I was quiet. I felt the way Millicent must have. What in God’s name did I want?

“I want to live the way I do,” I said.

“Alone?”

“Alone, paint, be a detective, take care of Rosie, get my degree.”

“Okay,” Richie said.

“I don’t need your permission,” I said.

Again in the dark I could feel him smile.

“No,” he said. “You don’t.”

“I can’t imagine a life for me,” I said, “that doesn’t have you in it.”

“Good.”

I remembered it all as I lay there. How his skin smelled, how the hair on his chest felt, how his beard scraped a little even if he had just shaved. I felt the stillness in him.
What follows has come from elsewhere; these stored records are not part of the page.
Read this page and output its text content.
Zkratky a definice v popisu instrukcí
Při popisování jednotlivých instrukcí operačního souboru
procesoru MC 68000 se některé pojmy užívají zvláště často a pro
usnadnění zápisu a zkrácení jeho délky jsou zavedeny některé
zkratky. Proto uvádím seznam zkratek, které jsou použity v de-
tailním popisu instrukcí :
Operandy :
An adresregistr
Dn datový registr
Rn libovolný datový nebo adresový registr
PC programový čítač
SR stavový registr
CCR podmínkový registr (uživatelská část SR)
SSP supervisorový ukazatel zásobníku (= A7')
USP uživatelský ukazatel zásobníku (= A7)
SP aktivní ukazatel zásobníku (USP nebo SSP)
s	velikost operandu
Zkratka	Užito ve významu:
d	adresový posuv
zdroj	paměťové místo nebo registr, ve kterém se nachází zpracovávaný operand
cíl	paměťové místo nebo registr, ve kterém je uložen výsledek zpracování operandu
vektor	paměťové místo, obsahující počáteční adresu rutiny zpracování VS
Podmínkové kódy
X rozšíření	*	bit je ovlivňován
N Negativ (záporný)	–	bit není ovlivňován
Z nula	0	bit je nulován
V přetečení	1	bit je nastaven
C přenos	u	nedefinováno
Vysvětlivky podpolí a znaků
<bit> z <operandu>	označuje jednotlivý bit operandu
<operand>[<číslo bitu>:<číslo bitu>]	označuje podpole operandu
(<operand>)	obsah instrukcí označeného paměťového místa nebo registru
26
“I can’t imagine,” I said again.

“I could be your boyfriend,” Richie said.

“Exclusive?” I said.

“Why don’t we let each of us decide how we want to be,” Richie said.

Jesus Christ. He had never said anything like that before. I was very careful.

“You mean I could date somebody else?” I said.

“Yes,” he said. “I could, too.”

I felt the shimmer of jealousy tingle through my chest.

“I don’t know if that will work,” I said.

“If it doesn’t we’ll modify it,” Richie said. “Be good to start this time with no rules.”

“You were the one with the rules last time,” I said.

“Now I’m not,” Richie said.

Richie’s place was on the waterfront. In the stillness I could hear the movement of the ocean outside the picture window.

“Remember how we used to go out every Wednesday night?”

“Yes.”

“We could do that.”

“Yes.”

“And spend the weekends together,” I said. “Like we used to?”

“That would work for me,” Richie said.

“And what happens other days?” I said.

“Don’t ask, don’t tell.”

“Think this will work?”

“We’ll make it work. I can’t imagine life without you either.”

I rolled up onto his chest and put my lips so they brushed his.

“You’re smart for a gangster,” I said.

“I’m not a gangster.”

“You’re smart anyway,” I said.

“Smarter than I was,” Richie said.

Then I kissed him and closed my eyes, and the darkness was all there was.